The Rosenberg Self-Esteem Scale (RSES) is designed to provide an evaluation of one's self-worth. Investigations on the dimensionality of the RSES do not result in unifactorial solutions. The direction of the item wording has been suggested as a reason for the contamination of its factorial structure. These methodological effects appear to be systematic response style tendencies, with predictable associations with individual difference variables.

Objectives

The aims of the current study are to (a) evaluate the presence of method effects due to wording in a German version of the RSES, (b) examine measurement invariance of the best fitting model for males and females, (c) compare latent factor mean scores of males and females and (d) examine the relationships of method factors with personality characteristics.

Methodology

Data from 346 adults participating in a longitudinal survey in Germany were used.

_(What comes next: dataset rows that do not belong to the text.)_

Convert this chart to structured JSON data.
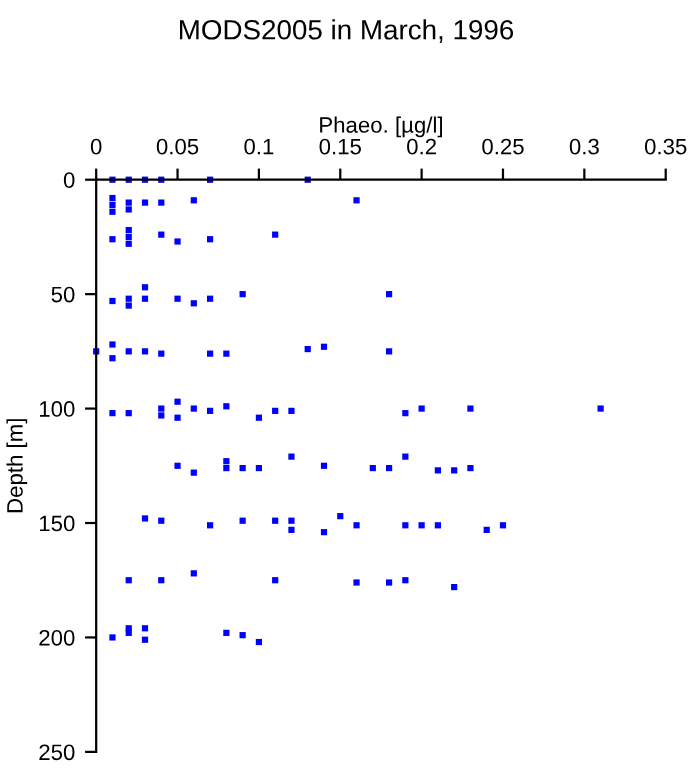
{
  "chart_data": {
    "type": "scatter",
    "title": "MODS2005 in March, 1996",
    "xlabel": "Phaeo. [µg/l]",
    "ylabel": "Depth [m]",
    "xlim": [
      0,
      0.35
    ],
    "xticks": [
      0,
      0.05,
      0.1,
      0.15,
      0.2,
      0.25,
      0.3,
      0.35
    ],
    "ylim": [
      250,
      0
    ],
    "yticks": [
      0,
      50,
      100,
      150,
      200,
      250
    ],
    "marker": "square",
    "grid": false,
    "series": [
      {
        "color": "#0000ff",
        "x": [
          0.01,
          0.02,
          0.03,
          0.04,
          0.07,
          0.13,
          0.01,
          0.01,
          0.01,
          0.02,
          0.02,
          0.03,
          0.04,
          0.06,
          0.16,
          0.01,
          0.02,
          0.02,
          0.02,
          0.04,
          0.05,
          0.07,
          0.11,
          0.01,
          0.02,
          0.02,
          0.03,
          0.03,
          0.05,
          0.06,
          0.07,
          0.09,
          0.18,
          0,
          0.01,
          0.01,
          0.02,
          0.03,
          0.04,
          0.07,
          0.08,
          0.13,
          0.14,
          0.18,
          0.01,
          0.02,
          0.04,
          0.04,
          0.05,
          0.05,
          0.06,
          0.07,
          0.08,
          0.1,
          0.11,
          0.12,
          0.19,
          0.2,
          0.23,
          0.31,
          0.05,
          0.06,
          0.08,
          0.08,
          0.09,
          0.1,
          0.12,
          0.14,
          0.17,
          0.18,
          0.19,
          0.21,
          0.22,
          0.23,
          0.03,
          0.04,
          0.07,
          0.09,
          0.11,
          0.12,
          0.12,
          0.14,
          0.15,
          0.16,
          0.19,
          0.2,
          0.21,
          0.24,
          0.25,
          0.02,
          0.04,
          0.06,
          0.11,
          0.16,
          0.18,
          0.19,
          0.22,
          0.01,
          0.02,
          0.03,
          0.02,
          0.03,
          0.08,
          0.09,
          0.1
        ],
        "values": [
          0,
          0,
          0,
          0,
          0,
          0,
          8,
          11,
          14,
          10,
          13,
          10,
          10,
          9,
          9,
          26,
          22,
          25,
          28,
          24,
          27,
          26,
          24,
          53,
          52,
          55,
          47,
          52,
          52,
          54,
          52,
          50,
          50,
          75,
          72,
          78,
          75,
          75,
          76,
          76,
          76,
          74,
          73,
          75,
          102,
          102,
          100,
          103,
          97,
          104,
          100,
          101,
          99,
          104,
          101,
          101,
          102,
          100,
          100,
          100,
          125,
          128,
          123,
          126,
          126,
          126,
          121,
          125,
          126,
          126,
          121,
          127,
          127,
          126,
          148,
          149,
          151,
          149,
          149,
          149,
          153,
          154,
          147,
          151,
          151,
          151,
          151,
          153,
          151,
          175,
          175,
          172,
          175,
          176,
          176,
          175,
          178,
          200,
          198,
          201,
          196,
          196,
          198,
          199,
          202
        ]
      }
    ]
  }
}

Latent variable analysis procedures were employed to compare ten alternative model specifications for the RSES; multi-group invariance analysis for gender and structural equation modeling with personality variables as predictors of RSES latent factors were also carried out.

Results

A bifactor solution with one substantive and two specific factors related to positive and negative wording performed best out of the alternative models. Partial scalar invariance of the best model for gender was supported. Despite a non-significant gender difference in observed self-esteem mean scores, latent mean comparisons revealed a small advantage in favor of males, consistent with the literature, as well as a difference on the specific factor for positive wording. When personality variables are used as predictors of the latent factors, emotional stability was the strongest predictor of self-esteem and of both specific factors.

Conclusions

The results highlight the substantive nature of method effects and the need to utilize statistical remedies to control for them.